I've spent the last, hmmm...roughly two years targeting Harlequin. I've only submitted once, but I've completed, more or less, three different projects. Because I'm stubborn, I was determined that nothing would get in the way of me being published by them. Not the fact that I rarely read the line(s) I've targeted. Not the fact that "guidelines," in general, make me itchy, and despite their assertions to the contrary, Harlequin has lots of them. Especially not the fact that if I'm honest about whether I'm writing what I most like to read, the answer is no.

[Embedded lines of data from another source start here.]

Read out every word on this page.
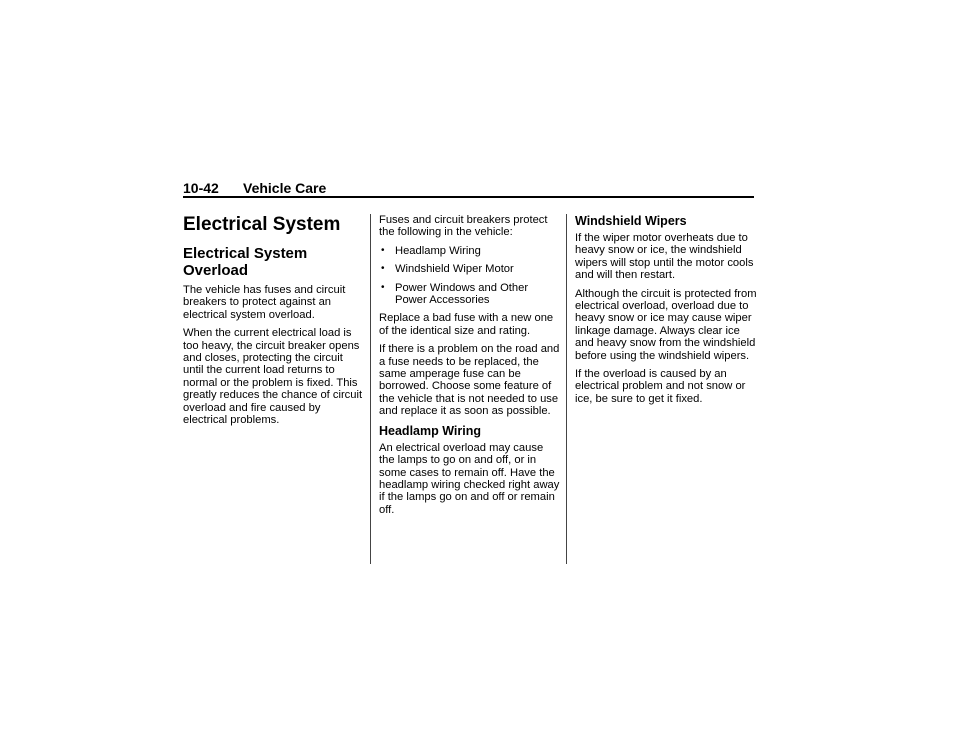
10-42 Vehicle Care
Electrical System
Electrical System Overload

The vehicle has fuses and circuit breakers to protect against an electrical system overload.

When the current electrical load is too heavy, the circuit breaker opens and closes, protecting the circuit until the current load returns to normal or the problem is fixed. This greatly reduces the chance of circuit overload and fire caused by electrical problems.

Fuses and circuit breakers protect the following in the vehicle:

• Headlamp Wiring
• Windshield Wiper Motor
• Power Windows and Other Power Accessories

Replace a bad fuse with a new one of the identical size and rating.

If there is a problem on the road and a fuse needs to be replaced, the same amperage fuse can be borrowed. Choose some feature of the vehicle that is not needed to use and replace it as soon as possible.

Headlamp Wiring

An electrical overload may cause the lamps to go on and off, or in some cases to remain off. Have the headlamp wiring checked right away if the lamps go on and off or remain off.

Windshield Wipers

If the wiper motor overheats due to heavy snow or ice, the windshield wipers will stop until the motor cools and will then restart.

Although the circuit is protected from electrical overload, overload due to heavy snow or ice may cause wiper linkage damage. Always clear ice and heavy snow from the windshield before using the windshield wipers.

If the overload is caused by an electrical problem and not snow or ice, be sure to get it fixed.
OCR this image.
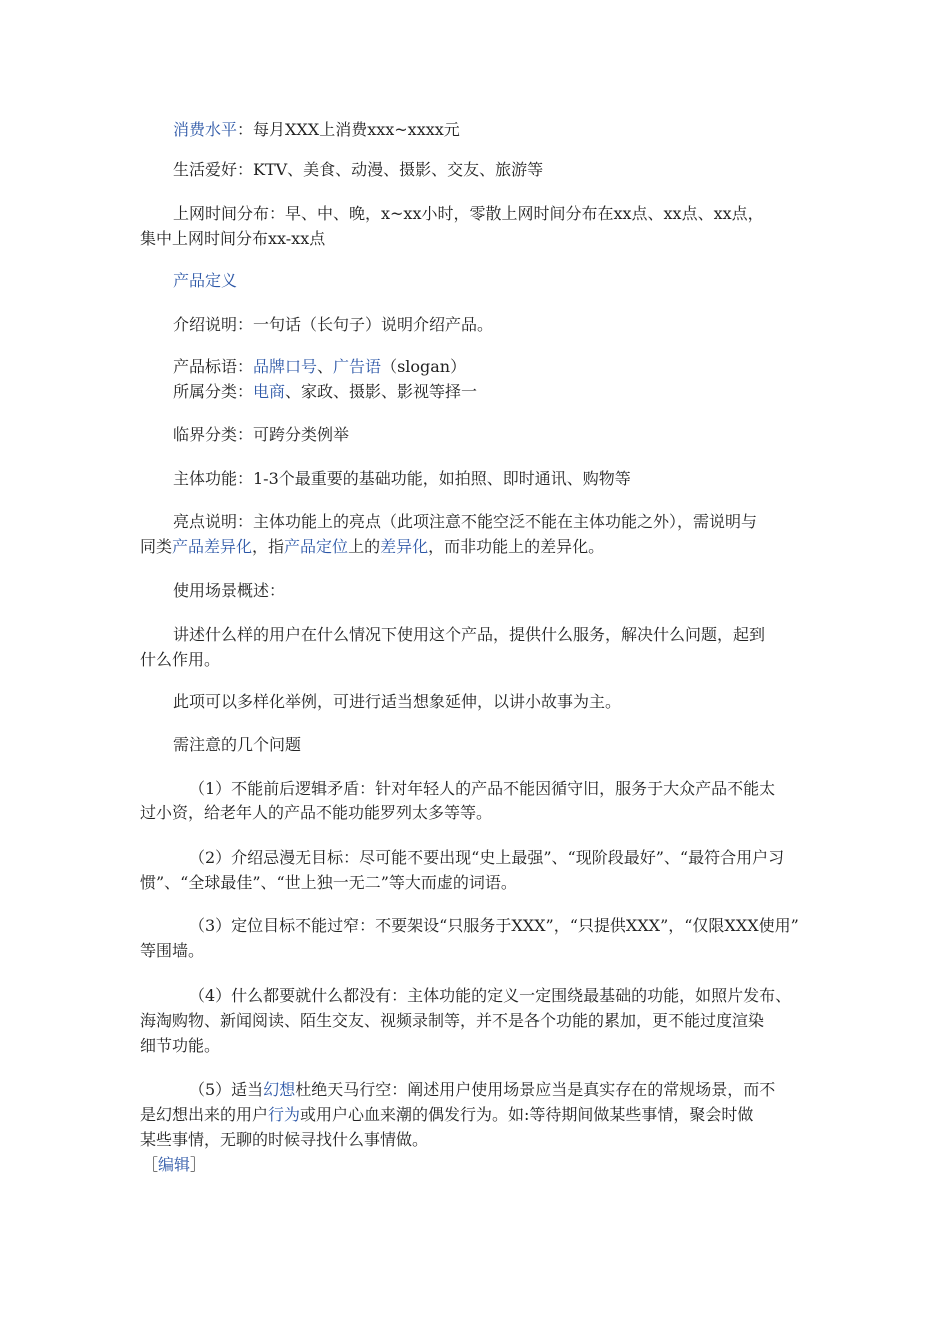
消费水平：每月XXX上消费xxx~xxxx元
生活爱好：KTV、美食、动漫、摄影、交友、旅游等
上网时间分布：早、中、晚，x~xx小时，零散上网时间分布在xx点、xx点、xx点，
集中上网时间分布xx-xx点
产品定义
介绍说明：一句话（长句子）说明介绍产品。
产品标语：品牌口号、广告语（slogan）
所属分类：电商、家政、摄影、影视等择一
临界分类：可跨分类例举
主体功能：1-3个最重要的基础功能，如拍照、即时通讯、购物等
亮点说明：主体功能上的亮点（此项注意不能空泛不能在主体功能之外），需说明与
同类产品差异化，指产品定位上的差异化，而非功能上的差异化。
使用场景概述：
讲述什么样的用户在什么情况下使用这个产品，提供什么服务，解决什么问题，起到
什么作用。
此项可以多样化举例，可进行适当想象延伸，以讲小故事为主。
需注意的几个问题
（1）不能前后逻辑矛盾：针对年轻人的产品不能因循守旧，服务于大众产品不能太
过小资，给老年人的产品不能功能罗列太多等等。
（2）介绍忌漫无目标：尽可能不要出现“史上最强”、“现阶段最好”、“最符合用户习
惯”、“全球最佳”、“世上独一无二”等大而虚的词语。
（3）定位目标不能过窄：不要架设“只服务于XXX”，“只提供XXX”，“仅限XXX使用”
等围墙。
（4）什么都要就什么都没有：主体功能的定义一定围绕最基础的功能，如照片发布、
海淘购物、新闻阅读、陌生交友、视频录制等，并不是各个功能的累加，更不能过度渲染
细节功能。
（5）适当幻想杜绝天马行空：阐述用户使用场景应当是真实存在的常规场景，而不
是幻想出来的用户行为或用户心血来潮的偶发行为。如:等待期间做某些事情，聚会时做
某些事情，无聊的时候寻找什么事情做。
［编辑］
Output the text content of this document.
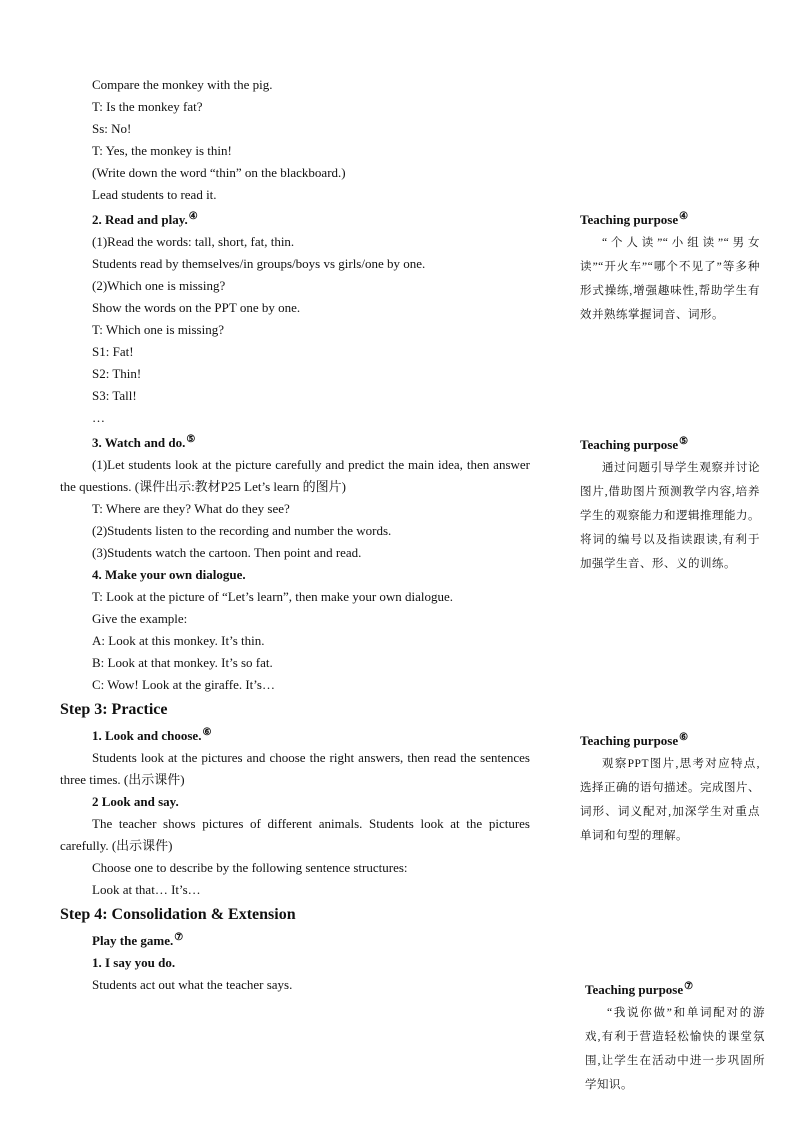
Compare the monkey with the pig.
T: Is the monkey fat?
Ss: No!
T: Yes, the monkey is thin!
(Write down the word “thin” on the blackboard.)
Lead students to read it.
2. Read and play.④
(1)Read the words: tall, short, fat, thin.
Students read by themselves/in groups/boys vs girls/one by one.
(2)Which one is missing?
Show the words on the PPT one by one.
T: Which one is missing?
S1: Fat!
S2: Thin!
S3: Tall!
…
3. Watch and do.⑤
(1)Let students look at the picture carefully and predict the main idea, then answer the questions. (课件出示:教材P25 Let’s learn 的图片)
T: Where are they? What do they see?
(2)Students listen to the recording and number the words.
(3)Students watch the cartoon. Then point and read.
4. Make your own dialogue.
T: Look at the picture of “Let’s learn”, then make your own dialogue.
Give the example:
A: Look at this monkey. It’s thin.
B: Look at that monkey. It’s so fat.
C: Wow! Look at the giraffe. It’s…
Step 3: Practice
1. Look and choose.⑥
Students look at the pictures and choose the right answers, then read the sentences three times. (出示课件)
2 Look and say.
The teacher shows pictures of different animals. Students look at the pictures carefully. (出示课件)
Choose one to describe by the following sentence structures:
Look at that… It’s…
Step 4: Consolidation & Extension
Play the game.⑦
1. I say you do.
Students act out what the teacher says.
Teaching purpose④
“个人读”“小组读”“男女读”“开火车”“哪个不见了”等多种形式操练,增强趣味性,帮助学生有效并熟练掌握词音、词形。
Teaching purpose⑤
通过问题引导学生观察并讨论图片,借助图片预测教学内容,培养学生的观察能力和逻辑推理能力。将词的编号以及指读跟读,有利于加强学生音、形、义的训练。
Teaching purpose⑥
观察PPT图片,思考对应特点,选择正确的语句描述。完成图片、词形、词义配对,加深学生对重点单词和句型的理解。
Teaching purpose⑦
“我说你做”和单词配对的游戏,有利于营造轻松愉快的课堂氛围,让学生在活动中进一步巩固所学知识。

That's the biggie, right there.
The two Blazes I've finished (or will be finished with in the next few weeks - VT, I'm talking about you!) are, hopefully, fun, sexy, romantic stories. I love the characters in both books. I'm proud of them, and I truly hope they find homes at a publisher. But I'm beginning to think that if those stories finding a home at Blaze means more rewrites, more re-structuring of my voice and my characters, that I'm throwing good money after bad.
Yes, I'm mixing metaphors, but I'm tired. ;)
I'm ready to work on new material, and to start sending those two stories on submission. I'm ready to start earning my rejection slips like any author worth their pencils. But I'm not willing to submit one of those stories to the infamous slush, then possibly wait a year to find out my voice still isn't there yet.
Maybe it isn't there yet for that line, but I have other options. And if I continue to try to poke, prod and twist my voice into what I think will finally get me published, regardless of the outcome, I'm shortchanging myself.